Algumas semanas atrás, quando o primeiro (e gigantesco) trailer do seriado Supergirl saiu, houve uma certa reação negativa por parte da crítica, enfatizando que a personagem não é uma mulher independente, que suas tramas aparentavam algo mais próximo dum 'filme de mulherzinha' (ou "comédia romântica água com açúcar" para os politicamente corretos) com aquelas tramas bobas de 'personagem feminina tendo de lidar com o complicado mundo de relacionamentos'.
Quando o primeiro episódio vazou, as reações foram mistas e em alguma parte ainda continuaram em cima da tecla que outras personagens femininas seriam mais interessantes e carismáticas, que a Supergirl é genérica e basicamente uma fotocópia do personagem masculino mais popular (mas se essa crítica vale, não funciona também para a liga feminina de basquete a WNBA?) e em alguns casos se intensificaram apontando os sucessos anteriores do produtor com personagens da DC (como Arrow e Flash).
O que é meio injusto considerando a amostra (um episódio inicial contra três temporadas de um e uma de outro), além do fato que bem, a Supergirl é a forma mais básica de proteção de uso de marca e direitos autorais que personagem (a origem é idêntica à do Superman - enviada em um foguete de Krypton para a Terra, blá, blá, blá - os poderes são os mesmos, e até o uniforme segue as mesmas cores e estilo - com a diferença óbvia da saia vermelha), e, sejamos francos a editora nunca se deu lá muito trabalho em desenvolver a personagem além disso, ao ponto que a matou em 1985 durante a Crise nas Infinitas Terras e o mundo continuou girando.

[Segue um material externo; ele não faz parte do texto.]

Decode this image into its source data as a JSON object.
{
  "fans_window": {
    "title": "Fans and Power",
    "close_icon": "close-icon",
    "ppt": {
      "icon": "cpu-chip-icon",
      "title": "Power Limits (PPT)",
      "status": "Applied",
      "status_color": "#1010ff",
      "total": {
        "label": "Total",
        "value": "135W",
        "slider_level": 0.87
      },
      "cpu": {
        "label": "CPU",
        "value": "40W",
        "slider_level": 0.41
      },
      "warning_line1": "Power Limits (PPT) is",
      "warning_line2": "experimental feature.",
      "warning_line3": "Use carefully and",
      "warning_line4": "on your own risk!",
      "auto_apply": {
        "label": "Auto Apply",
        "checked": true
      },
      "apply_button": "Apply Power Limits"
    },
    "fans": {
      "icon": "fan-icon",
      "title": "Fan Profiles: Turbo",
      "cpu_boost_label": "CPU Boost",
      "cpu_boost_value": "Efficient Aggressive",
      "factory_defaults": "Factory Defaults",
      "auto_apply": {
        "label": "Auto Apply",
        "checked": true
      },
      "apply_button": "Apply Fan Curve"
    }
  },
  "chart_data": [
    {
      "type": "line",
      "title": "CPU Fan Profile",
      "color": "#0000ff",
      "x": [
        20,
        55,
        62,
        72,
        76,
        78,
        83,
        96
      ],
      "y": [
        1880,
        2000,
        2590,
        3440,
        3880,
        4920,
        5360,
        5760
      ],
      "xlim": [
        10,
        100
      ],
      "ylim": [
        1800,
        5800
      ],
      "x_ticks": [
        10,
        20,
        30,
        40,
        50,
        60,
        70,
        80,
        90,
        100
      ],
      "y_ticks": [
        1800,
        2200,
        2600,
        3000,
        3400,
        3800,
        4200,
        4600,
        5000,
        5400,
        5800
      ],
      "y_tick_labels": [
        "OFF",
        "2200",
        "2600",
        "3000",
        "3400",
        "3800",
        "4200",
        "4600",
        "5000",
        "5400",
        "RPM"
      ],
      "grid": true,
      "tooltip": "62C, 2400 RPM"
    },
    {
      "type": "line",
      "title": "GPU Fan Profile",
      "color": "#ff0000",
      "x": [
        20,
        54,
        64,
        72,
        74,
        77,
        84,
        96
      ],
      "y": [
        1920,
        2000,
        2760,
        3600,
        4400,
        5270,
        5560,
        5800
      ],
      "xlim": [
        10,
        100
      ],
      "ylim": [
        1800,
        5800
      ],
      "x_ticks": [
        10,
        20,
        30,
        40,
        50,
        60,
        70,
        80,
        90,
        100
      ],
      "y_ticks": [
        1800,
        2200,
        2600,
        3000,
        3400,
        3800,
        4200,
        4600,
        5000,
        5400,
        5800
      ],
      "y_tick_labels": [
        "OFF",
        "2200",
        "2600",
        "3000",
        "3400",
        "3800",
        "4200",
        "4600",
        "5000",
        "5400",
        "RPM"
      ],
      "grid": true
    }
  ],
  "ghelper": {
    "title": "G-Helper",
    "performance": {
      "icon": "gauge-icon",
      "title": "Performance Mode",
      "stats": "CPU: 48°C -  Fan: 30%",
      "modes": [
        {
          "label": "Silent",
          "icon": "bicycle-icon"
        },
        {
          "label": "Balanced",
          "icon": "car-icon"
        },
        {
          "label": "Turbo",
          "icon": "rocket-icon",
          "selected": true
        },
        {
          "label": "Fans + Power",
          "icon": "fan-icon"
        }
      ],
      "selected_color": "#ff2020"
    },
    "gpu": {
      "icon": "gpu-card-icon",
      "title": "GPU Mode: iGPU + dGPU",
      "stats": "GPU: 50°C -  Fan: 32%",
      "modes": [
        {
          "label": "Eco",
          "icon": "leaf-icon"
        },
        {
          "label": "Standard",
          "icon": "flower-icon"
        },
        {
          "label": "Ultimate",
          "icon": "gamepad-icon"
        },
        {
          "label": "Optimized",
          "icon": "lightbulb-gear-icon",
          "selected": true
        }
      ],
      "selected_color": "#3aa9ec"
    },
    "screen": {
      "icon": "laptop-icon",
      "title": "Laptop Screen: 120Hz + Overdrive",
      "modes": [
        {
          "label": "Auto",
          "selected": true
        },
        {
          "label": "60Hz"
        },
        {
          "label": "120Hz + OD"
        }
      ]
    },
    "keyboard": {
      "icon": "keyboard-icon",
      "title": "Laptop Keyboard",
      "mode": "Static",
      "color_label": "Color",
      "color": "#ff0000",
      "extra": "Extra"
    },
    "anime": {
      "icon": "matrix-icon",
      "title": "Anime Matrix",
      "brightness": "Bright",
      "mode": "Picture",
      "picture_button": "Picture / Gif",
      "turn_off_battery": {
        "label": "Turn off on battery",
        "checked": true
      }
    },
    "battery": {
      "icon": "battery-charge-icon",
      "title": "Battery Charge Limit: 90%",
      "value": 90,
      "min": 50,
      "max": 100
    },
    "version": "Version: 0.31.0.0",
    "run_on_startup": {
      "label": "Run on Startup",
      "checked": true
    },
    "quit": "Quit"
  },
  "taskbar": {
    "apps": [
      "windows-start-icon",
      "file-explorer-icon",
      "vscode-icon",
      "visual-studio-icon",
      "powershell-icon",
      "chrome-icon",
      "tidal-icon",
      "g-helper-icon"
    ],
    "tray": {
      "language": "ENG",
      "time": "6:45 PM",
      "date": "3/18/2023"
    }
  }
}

(Cabe um parêntesis importante aqui ao fato da morte da personagem, que ainda que um pouco simbólico na transição entre as tão faladas Eras de Ouro e Prata dos quadrinhos para uma nova e mais moderna fase, no caso da prima do Superman eles realmente a apagaram da existência e jogaram pro limbo toda uma bagagem de histórias bobas - que incluem um cavalo kryptoniano inteligente com superpoderes que é secretamente apaixonado pela Supergirl, e, não, eu não estou inventando isso; A personagem é remodelada numa nova série escrita por Peter David e finalmente passa a ser, bem, uma personagem, com estrutura, arcos e alguma coerência).
Mas, cabe uma grande e importante pergunta: Porque a Supergirl precisa ser mais que isso?
Como a dançarina Ginger Rogers disse brilhantemente em uma entrevista sobre seu co-astro Fred Astaire: "Eu faço tudo que ele (Fred) faz e com salto alto", e essa é uma das condições intrínsecas da personagem.
Ela É o Superman, idêntica em todos os sentidos, mas ainda assim ela é vista, tratada e condicionada de maneira diferente.
E numa sociedade como a que vivemos - em que uma mulher é menos remunerada mesmo fazendo os mesmos serviços - não é um prisma interessante como uma heroína idêntica ao maior herói do mundo ainda assim é vista como menor/inferior?
Ela pode seguir outras posturas, ela pode ser mais fodona num estilo Imperadora Furiosa de Mad Max (personagem incrível, diga-se de passagem), mas essa não é a perspectiva do 'S' no peito da personagem.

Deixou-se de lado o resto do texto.